La malveillance et l’abus de procédure constituent donc tous deux des seuils très élevés qui ont été délibérément retenus pour soustraire les fonctions essentielles du poursuivant au contrôle judiciaire. Par contre, les décisions en matière de communication de renseignements ne ressortissent pas à son pouvoir discrétionnaire essentiel :

Dans l’arrêt Stinchcombe, [. . .] notre Cour a conclu que le ministère public est tenu de communiquer à la défense tous les renseignements pertinents. [. . .] [B]ien que le procureur du ministère public conserve le pouvoir discrétionnaire de ne pas communiquer des renseignements non pertinents, la communication d’éléments de preuve pertinents est affaire non pas de pouvoir discrétionnaire, mais plutôt d’obligation de sa part. [ibid., par. 54]

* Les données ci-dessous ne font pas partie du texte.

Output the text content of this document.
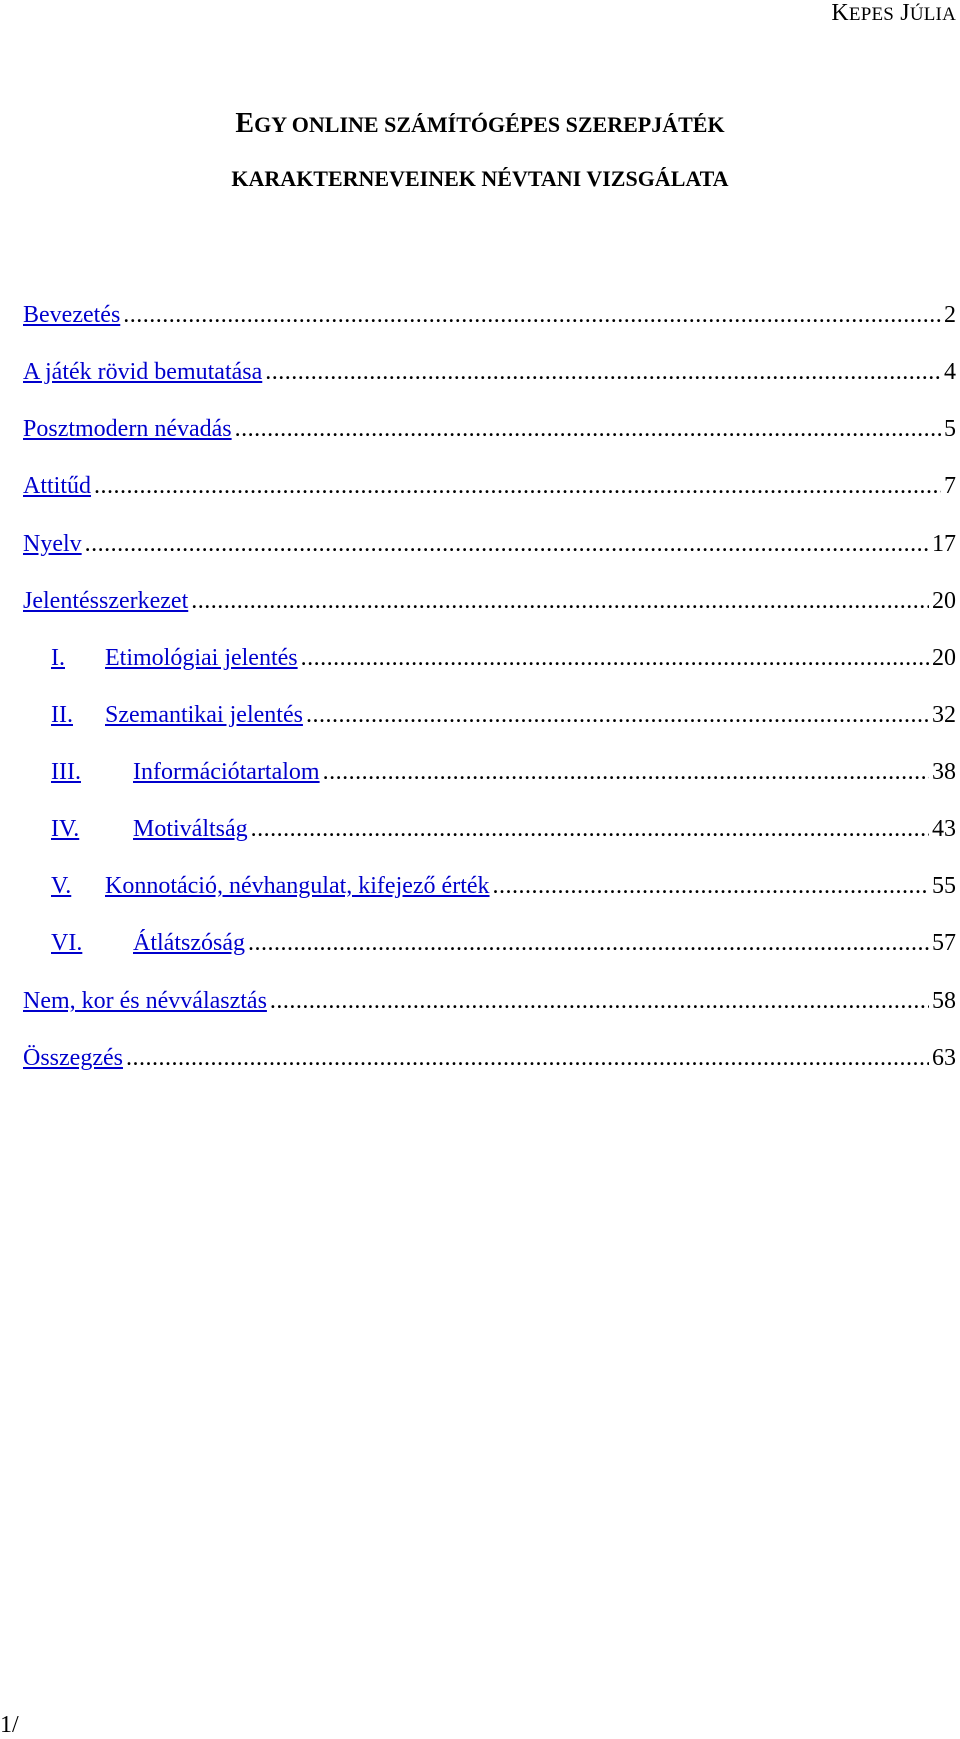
KEPES JÚLIA
EGY ONLINE SZÁMÍTÓGÉPES SZEREPJÁTÉK
KARAKTERNEVEINEK NÉVTANI VIZSGÁLATA
Bevezetés .....	2
A játék rövid bemutatása .....	4
Posztmodern névadás .....	5
Attitűd .....	7
Nyelv .....	17
Jelentésszerkezet .....	20
I.	Etimológiai jelentés .....	20
II.	Szemantikai jelentés .....	32
III.	Információtartalom .....	38
IV.	Motiváltság .....	43
V.	Konnotáció, névhangulat, kifejező érték .....	55
VI.	Átlátszóság .....	57
Nem, kor és névválasztás .....	58
Összegzés .....	63
1/
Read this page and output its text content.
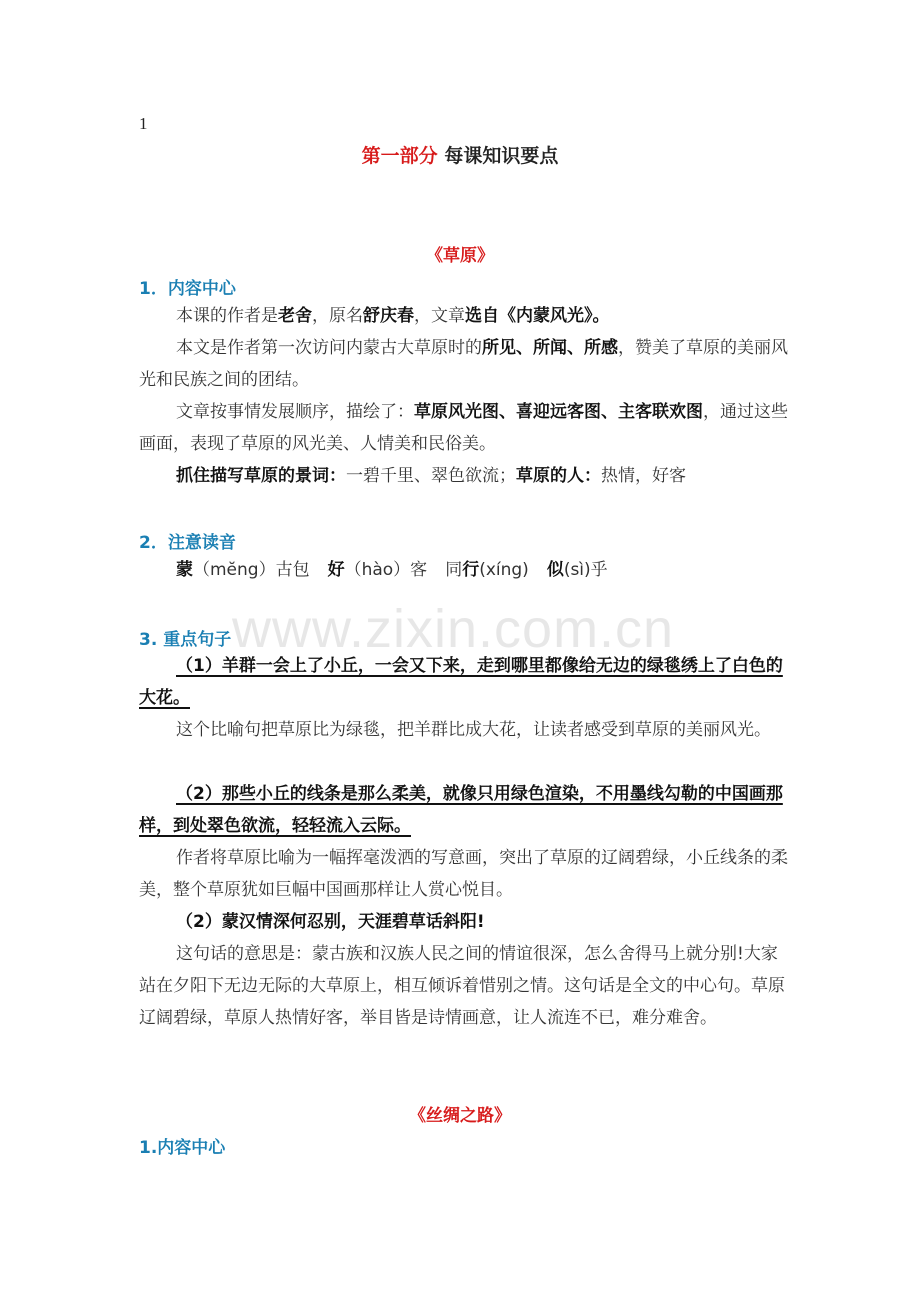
1
第一部分 每课知识要点
《草原》
1．内容中心
本课的作者是老舍，原名舒庆春，文章选自《内蒙风光》。
本文是作者第一次访问内蒙古大草原时的所见、所闻、所感，赞美了草原的美丽风光和民族之间的团结。
文章按事情发展顺序，描绘了：草原风光图、喜迎远客图、主客联欢图，通过这些画面，表现了草原的风光美、人情美和民俗美。
抓住描写草原的景词：一碧千里、翠色欲流；草原的人：热情，好客
2．注意读音
蒙（mĕng）古包 好（hào）客 同行(xíng) 似(sì)乎
3. 重点句子
（1）羊群一会上了小丘，一会又下来，走到哪里都像给无边的绿毯绣上了白色的大花。
这个比喻句把草原比为绿毯，把羊群比成大花，让读者感受到草原的美丽风光。
（2）那些小丘的线条是那么柔美，就像只用绿色渲染，不用墨线勾勒的中国画那样，到处翠色欲流，轻轻流入云际。
作者将草原比喻为一幅挥毫泼洒的写意画，突出了草原的辽阔碧绿，小丘线条的柔美，整个草原犹如巨幅中国画那样让人赏心悦目。
（2）蒙汉情深何忍别，天涯碧草话斜阳!
这句话的意思是：蒙古族和汉族人民之间的情谊很深，怎么舍得马上就分别!大家站在夕阳下无边无际的大草原上，相互倾诉着惜别之情。这句话是全文的中心句。草原辽阔碧绿，草原人热情好客，举目皆是诗情画意，让人流连不已，难分难舍。
《丝绸之路》
1.内容中心
www.zixin.com.cn
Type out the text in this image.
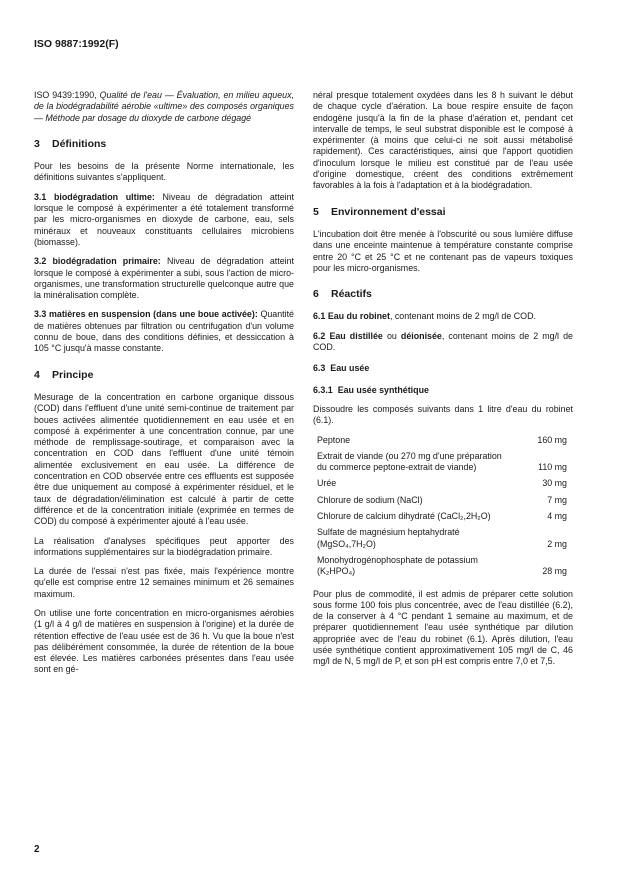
ISO 9887:1992(F)

ISO 9439:1990, Qualité de l'eau — Évaluation, en milieu aqueux, de la biodégradabilité aérobie «ultime» des composés organiques — Méthode par dosage du dioxyde de carbone dégagé

3 Définitions

Pour les besoins de la présente Norme internationale, les définitions suivantes s'appliquent.

3.1 biodégradation ultime: Niveau de dégradation atteint lorsque le composé à expérimenter a été totalement transformé par les micro-organismes en dioxyde de carbone, eau, sels minéraux et nouveaux constituants cellulaires microbiens (biomasse).

3.2 biodégradation primaire: Niveau de dégradation atteint lorsque le composé à expérimenter a subi, sous l'action de micro-organismes, une transformation structurelle quelconque autre que la minéralisation complète.

3.3 matières en suspension (dans une boue activée): Quantité de matières obtenues par filtration ou centrifugation d'un volume connu de boue, dans des conditions définies, et dessiccation à 105 °C jusqu'à masse constante.

4 Principe

Mesurage de la concentration en carbone organique dissous (COD) dans l'effluent d'une unité semi-continue de traitement par boues activées alimentée quotidiennement en eau usée et en composé à expérimenter à une concentration connue, par une méthode de remplissage-soutirage, et comparaison avec la concentration en COD dans l'effluent d'une unité témoin alimentée exclusivement en eau usée. La différence de concentration en COD observée entre ces effluents est supposée être due uniquement au composé à expérimenter résiduel, et le taux de dégradation/élimination est calculé à partir de cette différence et de la concentration initiale (exprimée en termes de COD) du composé à expérimenter ajouté à l'eau usée.

La réalisation d'analyses spécifiques peut apporter des informations supplémentaires sur la biodégradation primaire.

La durée de l'essai n'est pas fixée, mais l'expérience montre qu'elle est comprise entre 12 semaines minimum et 26 semaines maximum.

On utilise une forte concentration en micro-organismes aérobies (1 g/l à 4 g/l de matières en suspension à l'origine) et la durée de rétention effective de l'eau usée est de 36 h. Vu que la boue n'est pas délibérément consommée, la durée de rétention de la boue est élevée. Les matières carbonées présentes dans l'eau usée sont en gé-

néral presque totalement oxydées dans les 8 h suivant le début de chaque cycle d'aération. La boue respire ensuite de façon endogène jusqu'à la fin de la phase d'aération et, pendant cet intervalle de temps, le seul substrat disponible est le composé à expérimenter (à moins que celui-ci ne soit aussi métabolisé rapidement). Ces caractéristiques, ainsi que l'apport quotidien d'inoculum lorsque le milieu est constitué par de l'eau usée d'origine domestique, créent des conditions extrêmement favorables à la fois à l'adaptation et à la biodégradation.

5 Environnement d'essai

L'incubation doit être menée à l'obscurité ou sous lumière diffuse dans une enceinte maintenue à température constante comprise entre 20 °C et 25 °C et ne contenant pas de vapeurs toxiques pour les micro-organismes.

6 Réactifs

6.1 Eau du robinet, contenant moins de 2 mg/l de COD.

6.2 Eau distillée ou déionisée, contenant moins de 2 mg/l de COD.

6.3 Eau usée
6.3.1 Eau usée synthétique

Dissoudre les composés suivants dans 1 litre d'eau du robinet (6.1).

Peptone	160 mg
Extrait de viande (ou 270 mg d'une préparation du commerce peptone-extrait de viande)	110 mg
Urée	30 mg
Chlorure de sodium (NaCl)	7 mg
Chlorure de calcium dihydraté (CaCl₂,2H₂O)	4 mg
Sulfate de magnésium heptahydraté (MgSO₄,7H₂O)	2 mg
Monohydrogénophosphate de potassium (K₂HPO₄)	28 mg

Pour plus de commodité, il est admis de préparer cette solution sous forme 100 fois plus concentrée, avec de l'eau distillée (6.2), de la conserver à 4 °C pendant 1 semaine au maximum, et de préparer quotidiennement l'eau usée synthétique par dilution appropriée avec de l'eau du robinet (6.1). Après dilution, l'eau usée synthétique contient approximativement 105 mg/l de C, 46 mg/l de N, 5 mg/l de P, et son pH est compris entre 7,0 et 7,5.

2
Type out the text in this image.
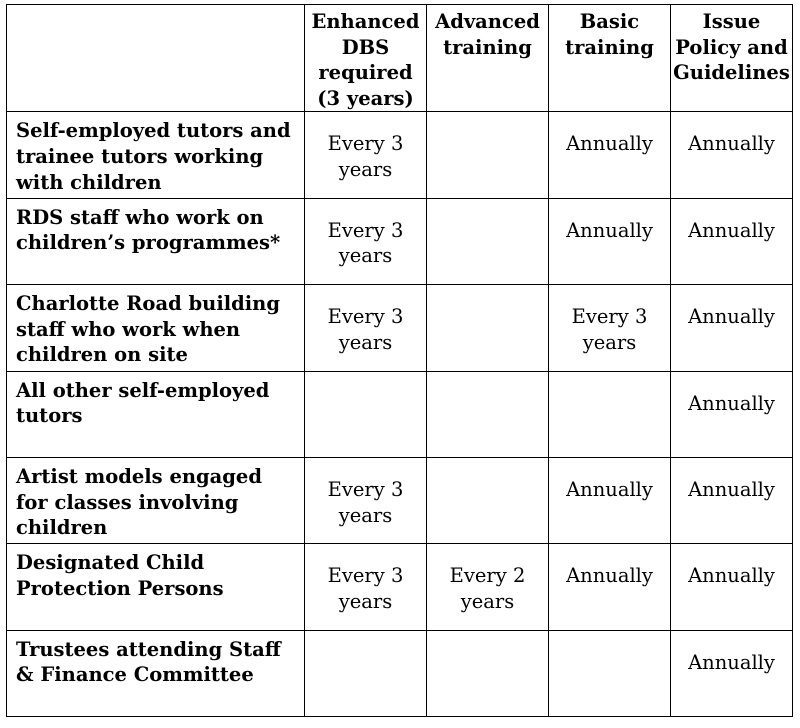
	Enhanced DBS required (3 years)	Advanced training	Basic training	Issue Policy and Guidelines
Self-employed tutors and trainee tutors working with children	Every 3 years		Annually	Annually
RDS staff who work on children’s programmes*	Every 3 years		Annually	Annually
Charlotte Road building staff who work when children on site	Every 3 years		Every 3 years	Annually
All other self-employed tutors				Annually
Artist models engaged for classes involving children	Every 3 years		Annually	Annually
Designated Child Protection Persons	Every 3 years	Every 2 years	Annually	Annually
Trustees attending Staff & Finance Committee				Annually
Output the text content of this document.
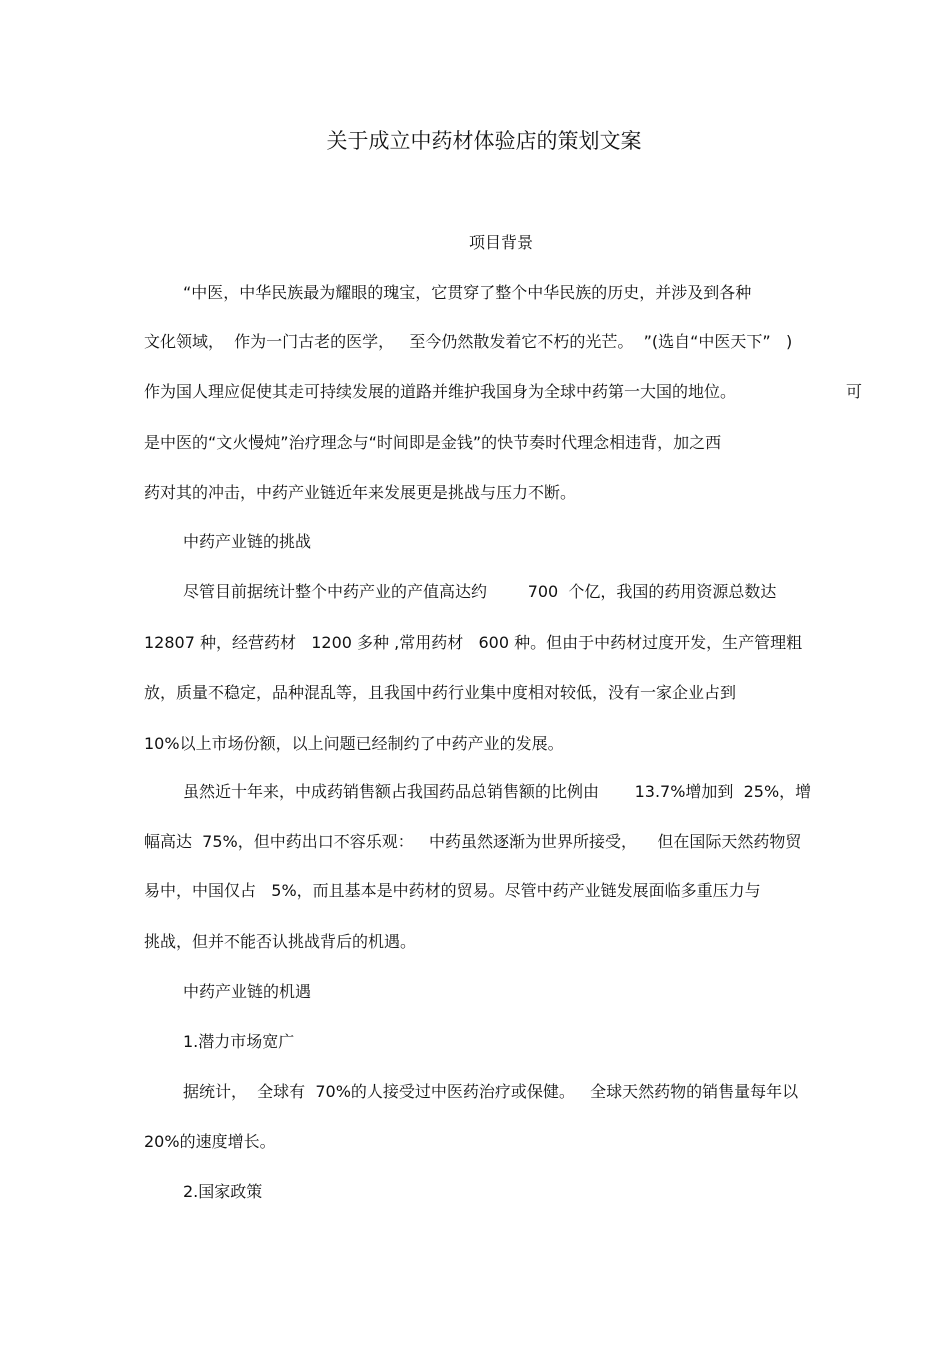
关于成立中药材体验店的策划文案
项目背景
“中医，中华民族最为耀眼的瑰宝，它贯穿了整个中华民族的历史，并涉及到各种
文化领域，  作为一门古老的医学，   至今仍然散发着它不朽的光芒。  ”(选自“中医天下”   )
作为国人理应促使其走可持续发展的道路并维护我国身为全球中药第一大国的地位。	可
是中医的“文火慢炖”治疗理念与“时间即是金钱”的快节奏时代理念相违背，加之西
药对其的冲击，中药产业链近年来发展更是挑战与压力不断。
中药产业链的挑战
尽管目前据统计整个中药产业的产值高达约        700  个亿，我国的药用资源总数达
12807 种，经营药材   1200 多种 ,常用药材   600 种。但由于中药材过度开发，生产管理粗
放，质量不稳定，品种混乱等，且我国中药行业集中度相对较低，没有一家企业占到
10%以上市场份额，以上问题已经制约了中药产业的发展。
虽然近十年来，中成药销售额占我国药品总销售额的比例由       13.7%增加到  25%，增
幅高达  75%，但中药出口不容乐观：   中药虽然逐渐为世界所接受，    但在国际天然药物贸
易中，中国仅占   5%，而且基本是中药材的贸易。尽管中药产业链发展面临多重压力与
挑战，但并不能否认挑战背后的机遇。
中药产业链的机遇
1.潜力市场宽广
据统计，  全球有  70%的人接受过中医药治疗或保健。   全球天然药物的销售量每年以
20%的速度增长。
2.国家政策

[63]                          Dans Anderson, notre Cour a déclaré que « le ministère public n’a pas le pouvoir discrétionnaire de porter atteinte aux droits que la Charte  garantit à un accusé », et que « le pouvoir discrétionnaire en matière de poursuites ne protège aucunement le procureur du ministère public qui ne s’est pas acquitté de ses obligations constitutionnelles, par exemple celle de communiquer adéquatement la preuve à la défense » (par. 45). Il faut croire que les décisions en matière de communication de la preuve ne bénéficient pas nécessairement de la même protection contre le contrôle judiciaire que la décision d’engager ou de continuer une poursuite. D’ailleurs, la communication des renseignements fait couramment l’objet d’un contrôle judiciaire lors des procès criminels. Ce contrôle ne dépend pas de la démonstration d’un abus de procédure. De même, dans une action en dommages-intérêts fondée sur la Charte , un seuil inférieur à la malveillance est justifié lorsque le tribunal est appelé à décider si le ministère public doit être tenu responsable d’un défaut injustifié de communiquer des renseignements.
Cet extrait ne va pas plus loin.